Amazon introduced its biggest gambit to date, the Amazon Fire Phone, last week. While the company has been busy building warehouses across the country to offer next-day and even same-day delivery, it has largely eschewed the mobile market, save for the Kindle. The new Amazon smartphone release is proof positive that the company doesn’t just want to compete; it wants to surpass mainstays like Apple and Google with the use of 3-D technology. Is the company headed for the status of king of the mobile jungle, or will they end up extinct like so many others?
Welcome to the Future?
As noted by TechRadar, the new Amazon smartphone comes packed with plenty of interesting features. Some were expected, like the 4.7-inch screen with an ambient light sensor, Dynamic Image Contrast, and Gorilla Glass 3 coating on both the front and back. A quad-core Qualcomm Snapdragon 800 2.2 GHz processor powers the device, and it runs Fire OS 3.5.0, a forked Android spec. The phone’s rear camera touts 13 megapixels and comes with a dedicated hardware button and unlimited photo storage on the Amazon cloud.

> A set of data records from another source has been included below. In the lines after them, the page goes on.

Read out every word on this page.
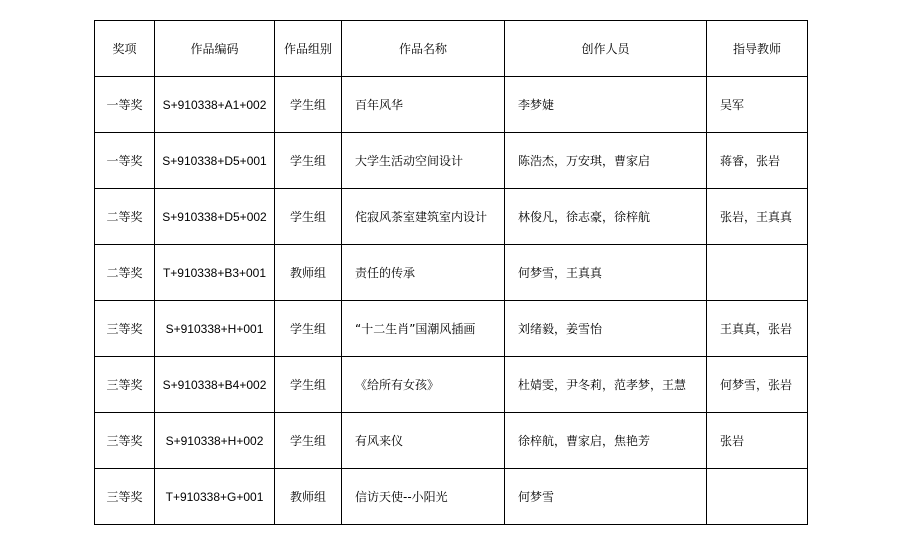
奖项	作品编码	作品组别	作品名称	创作人员	指导教师
一等奖	S+910338+A1+002	学生组	百年风华	李梦婕	吴军
一等奖	S+910338+D5+001	学生组	大学生活动空间设计	陈浩杰，万安琪，曹家启	蒋睿，张岩
二等奖	S+910338+D5+002	学生组	侘寂风茶室建筑室内设计	林俊凡，徐志豪，徐梓航	张岩，王真真
二等奖	T+910338+B3+001	教师组	责任的传承	何梦雪，王真真	
三等奖	S+910338+H+001	学生组	“十二生肖”国潮风插画	刘绪毅，姜雪怡	王真真，张岩
三等奖	S+910338+B4+002	学生组	《给所有女孩》	杜婧雯，尹冬莉，范孝梦，王慧	何梦雪，张岩
三等奖	S+910338+H+002	学生组	有风来仪	徐梓航，曹家启，焦艳芳	张岩
三等奖	T+910338+G+001	教师组	信访天使--小阳光	何梦雪	
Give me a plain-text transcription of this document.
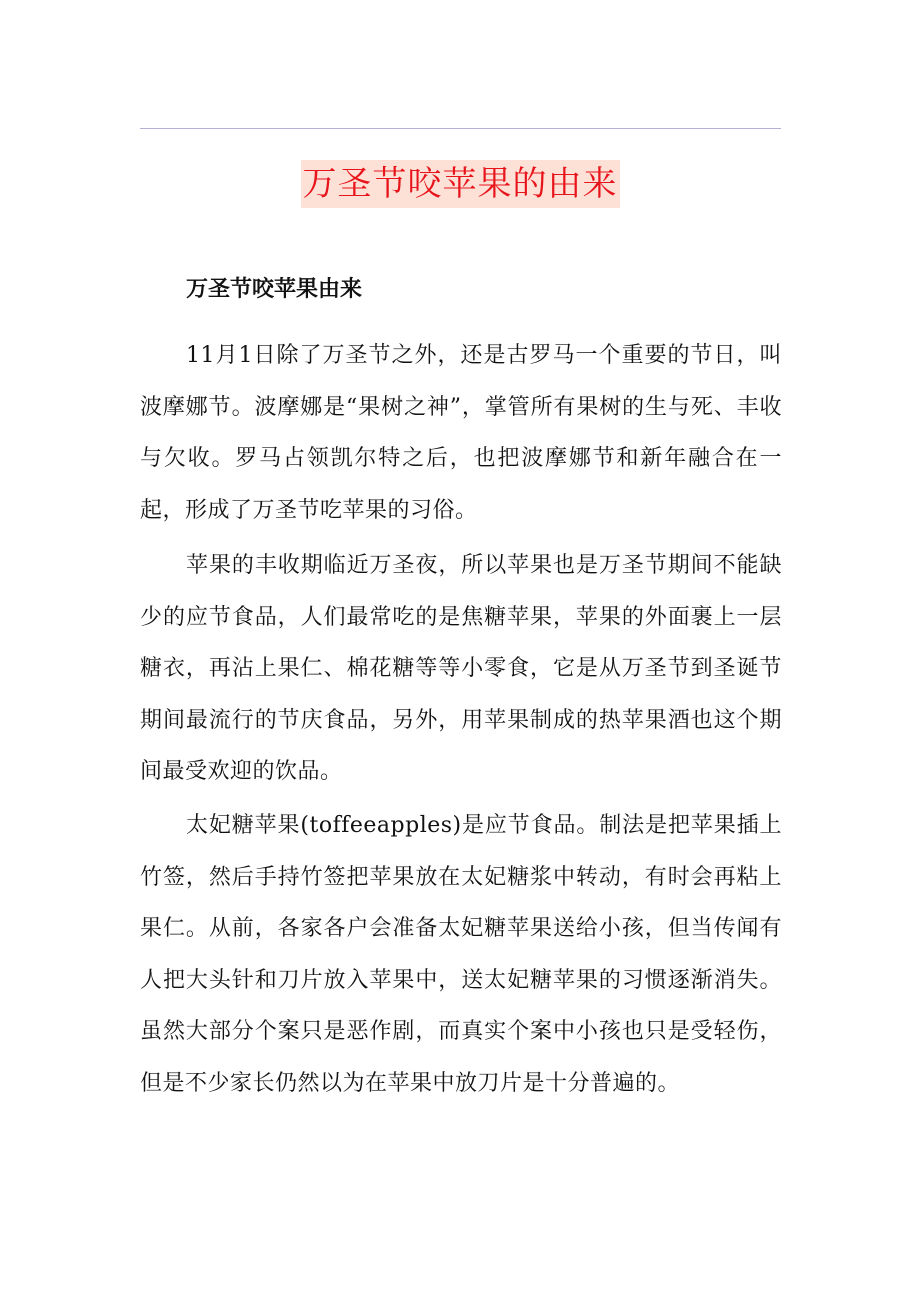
万圣节咬苹果的由来
万圣节咬苹果由来

11月1日除了万圣节之外，还是古罗马一个重要的节日，叫波摩娜节。波摩娜是“果树之神”，掌管所有果树的生与死、丰收与欠收。罗马占领凯尔特之后，也把波摩娜节和新年融合在一起，形成了万圣节吃苹果的习俗。

苹果的丰收期临近万圣夜，所以苹果也是万圣节期间不能缺少的应节食品，人们最常吃的是焦糖苹果，苹果的外面裹上一层糖衣，再沾上果仁、棉花糖等等小零食，它是从万圣节到圣诞节期间最流行的节庆食品，另外，用苹果制成的热苹果酒也这个期间最受欢迎的饮品。

太妃糖苹果(toffeeapples)是应节食品。制法是把苹果插上竹签，然后手持竹签把苹果放在太妃糖浆中转动，有时会再粘上果仁。从前，各家各户会准备太妃糖苹果送给小孩，但当传闻有人把大头针和刀片放入苹果中，送太妃糖苹果的习惯逐渐消失。虽然大部分个案只是恶作剧，而真实个案中小孩也只是受轻伤，但是不少家长仍然以为在苹果中放刀片是十分普遍的。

On the front, things get more interesting. The rumored 3-D technology did, in fact, arrive in the form of Dynamic Perspective, which creates and then matches a 3-D image to the user’s head position. It does so via four infrared cameras, one on each front corner, and the same technology lets you “tilt” an image to see layered information that may be partially obscured. The Firefly technology—which also has a dedicated button—lets the phone recognize and convert printed information like phone numbers, addresses, or items viewed through the camera. As a bonus, Firefly works from a distance.
Hardly Unexpected
According to a recent InformationWeek article, Amazon’s heavy investment in 3-D is logical since it allows the company to better showcase products their users might like to buy. Interested in a new television? Kid’s toy? Gaming console? The new Amazon smartphone can call up product images and let users look at them from every angle. Of course, that’s just the beginning. Headed to the mall? Amazon could push notifications to the phone—based on recent online searches, of course—offering consumers deals on products they’re already considering at a price brick-and-mortar stores can’t match. Along with speedy delivery—same-day, in some cases—users won’t have to wait long. There’s already talk of Google firing back with apps that identify desired products in nearby stores, helping consumers skip Amazon and the headache of finding the right aisle.

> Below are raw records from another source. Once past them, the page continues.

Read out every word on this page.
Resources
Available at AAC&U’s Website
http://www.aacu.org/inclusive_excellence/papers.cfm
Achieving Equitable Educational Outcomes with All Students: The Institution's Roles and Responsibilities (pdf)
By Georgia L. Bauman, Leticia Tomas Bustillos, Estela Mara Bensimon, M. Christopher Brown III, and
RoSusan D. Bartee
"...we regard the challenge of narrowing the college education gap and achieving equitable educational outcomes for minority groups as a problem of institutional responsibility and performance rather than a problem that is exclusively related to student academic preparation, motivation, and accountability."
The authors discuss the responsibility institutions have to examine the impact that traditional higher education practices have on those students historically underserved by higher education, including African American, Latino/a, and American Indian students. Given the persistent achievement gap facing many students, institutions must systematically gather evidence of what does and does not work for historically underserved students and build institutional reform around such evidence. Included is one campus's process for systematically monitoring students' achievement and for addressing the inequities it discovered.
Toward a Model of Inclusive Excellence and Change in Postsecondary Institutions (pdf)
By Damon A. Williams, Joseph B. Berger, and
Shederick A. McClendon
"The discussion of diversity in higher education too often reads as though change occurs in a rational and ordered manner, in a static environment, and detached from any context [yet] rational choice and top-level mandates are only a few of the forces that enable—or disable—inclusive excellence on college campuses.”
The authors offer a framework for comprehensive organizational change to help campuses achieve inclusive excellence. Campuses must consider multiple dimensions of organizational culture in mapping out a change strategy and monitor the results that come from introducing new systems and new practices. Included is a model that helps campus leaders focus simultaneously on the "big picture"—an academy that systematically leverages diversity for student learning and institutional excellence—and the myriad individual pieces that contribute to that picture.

Potential problems? Power, for one: the Amazon Fire comes with a 2,400 mAh battery, which should equate to 285 hours of standby, 22 hours of talk time, or 11 hours of video playback. But how do the 3-D features factor into the equation? What’s more, how much power do the four front-facing cameras consume while in use? On standby?
So far, the company has lived up to the 3-D hype and delivered largely as expected, plus a few bonuses like Firefly. But is that enough to compete with mainstays like Google and Amazon? Microsoft and BlackBerry are corporate giants who found out the hard way that mobile market penetration is no easy feat.
Do you think Amazon could be the next king of the mobile jungle, or is this smartphone primed for speedy extinction?